= Kazuko Hillyer International =

Kazuko Hillyer International Inc was a performing arts production and management organization based in New York City. It was formed by Kazuko Hillyer in 1970. It arranged tours for a variety of clients, including the Tokyo String Quartet, the Los Angeles Philharmonic, the Grand Kabuki, the Jewish Theater of Romania and the Zambia National Folk and Music Ensemble.

==History==
The business was at first run out of the apartment Kazuko Hillyer shared with her husband, Juilliard String Quartet co-founder Raphael Hillyer. An early success was a successful arrangement in 1972 with musicians in East Germany, which was before that time closed to cultural exchanges with the West. By 1975 the Hillyer organization represented 50 conductors and soloists and 20 orchestras worldwide.

The company was notably responsible for organizing the Metropolitan Opera's first tour to Japan in May–June 1975. Hillyer successfully brokered a sponsorship deal for the tour with the Chubu-Nippon Broadcasting Company. The Met, which at the time was experiencing financial difficulties, jumped at a chance for three weeks of opera performances that had all costs covered and generated income for the company.

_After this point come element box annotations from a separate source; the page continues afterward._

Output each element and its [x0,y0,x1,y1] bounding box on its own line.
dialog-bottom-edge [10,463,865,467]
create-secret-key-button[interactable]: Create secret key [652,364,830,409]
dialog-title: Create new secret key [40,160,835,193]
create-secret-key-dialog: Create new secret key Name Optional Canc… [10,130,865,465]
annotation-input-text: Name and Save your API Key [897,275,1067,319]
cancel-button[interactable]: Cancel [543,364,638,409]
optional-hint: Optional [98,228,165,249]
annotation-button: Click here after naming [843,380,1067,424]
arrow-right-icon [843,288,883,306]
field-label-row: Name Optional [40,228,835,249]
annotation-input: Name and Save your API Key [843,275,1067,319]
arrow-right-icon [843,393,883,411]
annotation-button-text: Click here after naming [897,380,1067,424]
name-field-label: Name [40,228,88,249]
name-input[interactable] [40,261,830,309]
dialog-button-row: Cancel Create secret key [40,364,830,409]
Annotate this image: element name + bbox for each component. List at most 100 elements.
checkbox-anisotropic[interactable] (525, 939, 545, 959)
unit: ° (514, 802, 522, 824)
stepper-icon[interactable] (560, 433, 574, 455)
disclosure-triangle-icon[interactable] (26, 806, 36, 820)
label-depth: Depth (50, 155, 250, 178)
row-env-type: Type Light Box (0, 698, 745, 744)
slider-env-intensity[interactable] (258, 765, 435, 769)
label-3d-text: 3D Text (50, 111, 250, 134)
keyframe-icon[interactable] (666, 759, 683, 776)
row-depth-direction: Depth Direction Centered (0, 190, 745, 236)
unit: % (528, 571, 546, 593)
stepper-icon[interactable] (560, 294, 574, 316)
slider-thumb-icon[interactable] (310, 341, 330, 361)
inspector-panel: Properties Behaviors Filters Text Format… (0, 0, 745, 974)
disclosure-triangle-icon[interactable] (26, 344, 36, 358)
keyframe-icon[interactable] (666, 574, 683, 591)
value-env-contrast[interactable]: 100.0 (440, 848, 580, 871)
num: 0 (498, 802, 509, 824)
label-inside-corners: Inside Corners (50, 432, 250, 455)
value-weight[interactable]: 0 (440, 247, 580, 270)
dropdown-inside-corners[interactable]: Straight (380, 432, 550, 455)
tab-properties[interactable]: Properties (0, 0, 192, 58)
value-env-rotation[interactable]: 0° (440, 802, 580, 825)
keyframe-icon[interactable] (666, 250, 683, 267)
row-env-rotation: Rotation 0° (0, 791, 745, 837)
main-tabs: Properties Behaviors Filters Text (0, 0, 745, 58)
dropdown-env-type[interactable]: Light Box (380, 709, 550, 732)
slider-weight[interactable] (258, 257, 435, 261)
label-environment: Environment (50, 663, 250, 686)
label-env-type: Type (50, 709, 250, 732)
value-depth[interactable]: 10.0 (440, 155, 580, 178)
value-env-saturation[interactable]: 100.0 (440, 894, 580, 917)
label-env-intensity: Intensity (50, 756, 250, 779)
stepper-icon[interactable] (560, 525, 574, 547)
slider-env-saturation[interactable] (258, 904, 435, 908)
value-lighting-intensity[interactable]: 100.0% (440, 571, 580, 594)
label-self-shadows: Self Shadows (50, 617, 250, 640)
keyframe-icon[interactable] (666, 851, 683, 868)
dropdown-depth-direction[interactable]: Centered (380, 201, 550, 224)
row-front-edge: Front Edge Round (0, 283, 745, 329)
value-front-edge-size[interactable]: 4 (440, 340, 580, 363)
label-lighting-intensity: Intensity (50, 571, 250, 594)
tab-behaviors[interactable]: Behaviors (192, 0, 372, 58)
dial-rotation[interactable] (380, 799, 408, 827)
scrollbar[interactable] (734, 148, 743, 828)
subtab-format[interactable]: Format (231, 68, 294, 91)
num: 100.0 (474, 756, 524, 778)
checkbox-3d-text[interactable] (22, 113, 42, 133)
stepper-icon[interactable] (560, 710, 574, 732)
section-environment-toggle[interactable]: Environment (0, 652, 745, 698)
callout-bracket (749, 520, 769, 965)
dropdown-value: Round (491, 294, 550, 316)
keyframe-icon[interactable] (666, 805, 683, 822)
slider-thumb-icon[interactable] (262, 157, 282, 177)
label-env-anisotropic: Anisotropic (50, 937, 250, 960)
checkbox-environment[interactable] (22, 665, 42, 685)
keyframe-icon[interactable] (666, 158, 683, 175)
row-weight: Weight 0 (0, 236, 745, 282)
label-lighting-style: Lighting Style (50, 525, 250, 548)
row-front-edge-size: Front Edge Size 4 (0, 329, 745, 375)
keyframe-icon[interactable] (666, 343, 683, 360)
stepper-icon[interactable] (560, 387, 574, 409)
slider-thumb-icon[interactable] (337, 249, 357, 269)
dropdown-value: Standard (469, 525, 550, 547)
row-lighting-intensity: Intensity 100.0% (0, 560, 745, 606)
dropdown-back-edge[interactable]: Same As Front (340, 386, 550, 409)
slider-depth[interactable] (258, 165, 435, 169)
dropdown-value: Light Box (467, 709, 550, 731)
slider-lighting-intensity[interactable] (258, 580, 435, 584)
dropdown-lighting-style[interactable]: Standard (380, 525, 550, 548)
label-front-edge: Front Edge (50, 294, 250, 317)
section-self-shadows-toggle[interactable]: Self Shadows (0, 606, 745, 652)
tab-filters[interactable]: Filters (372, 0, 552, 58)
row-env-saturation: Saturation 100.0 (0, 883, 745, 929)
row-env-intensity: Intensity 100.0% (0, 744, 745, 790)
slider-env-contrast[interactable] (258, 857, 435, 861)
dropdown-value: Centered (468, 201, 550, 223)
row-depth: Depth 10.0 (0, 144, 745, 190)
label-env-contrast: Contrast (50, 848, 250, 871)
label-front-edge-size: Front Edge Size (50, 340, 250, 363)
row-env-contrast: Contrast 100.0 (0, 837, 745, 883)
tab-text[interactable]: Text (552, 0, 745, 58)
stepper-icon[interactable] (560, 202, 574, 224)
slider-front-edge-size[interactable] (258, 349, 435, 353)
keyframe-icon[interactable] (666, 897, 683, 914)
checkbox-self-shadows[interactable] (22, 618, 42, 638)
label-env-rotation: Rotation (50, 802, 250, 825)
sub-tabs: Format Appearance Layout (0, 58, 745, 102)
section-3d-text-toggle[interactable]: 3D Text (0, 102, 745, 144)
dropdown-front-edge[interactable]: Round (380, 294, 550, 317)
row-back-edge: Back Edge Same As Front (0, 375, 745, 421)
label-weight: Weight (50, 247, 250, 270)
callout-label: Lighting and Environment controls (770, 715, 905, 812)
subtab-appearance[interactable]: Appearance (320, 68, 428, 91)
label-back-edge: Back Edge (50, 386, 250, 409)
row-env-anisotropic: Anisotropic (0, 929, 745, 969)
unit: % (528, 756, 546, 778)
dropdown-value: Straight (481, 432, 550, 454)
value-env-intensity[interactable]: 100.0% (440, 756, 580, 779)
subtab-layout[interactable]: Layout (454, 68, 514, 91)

The company toured Japan for three weeks, giving performances in Tokyo, Osaka and Nagoya.

General director Schuyler Chapin and Hillyer were able to secure many of the world's leading opera singers for the tour. Their production of La traviata starred Joan Sutherland as Violetta and Robert Merrill as Germont with Sutherland's husband, Richard Bonynge, conducting. Marilyn Horne portrayed the title role in Carmen for the tour with conductor Henry Lewis, Lucine Amara is Micaela, and James McCracken as Don José. The role of Rodolfo in the tour's La bohème was alternated in performances between tenors Franco Corelli and Luciano Pavarotti with Dorothy Kirsten as Mimi.

In 1992, the company filed for Chapter 11 bankruptcy, which was soon converted to Chapter 7.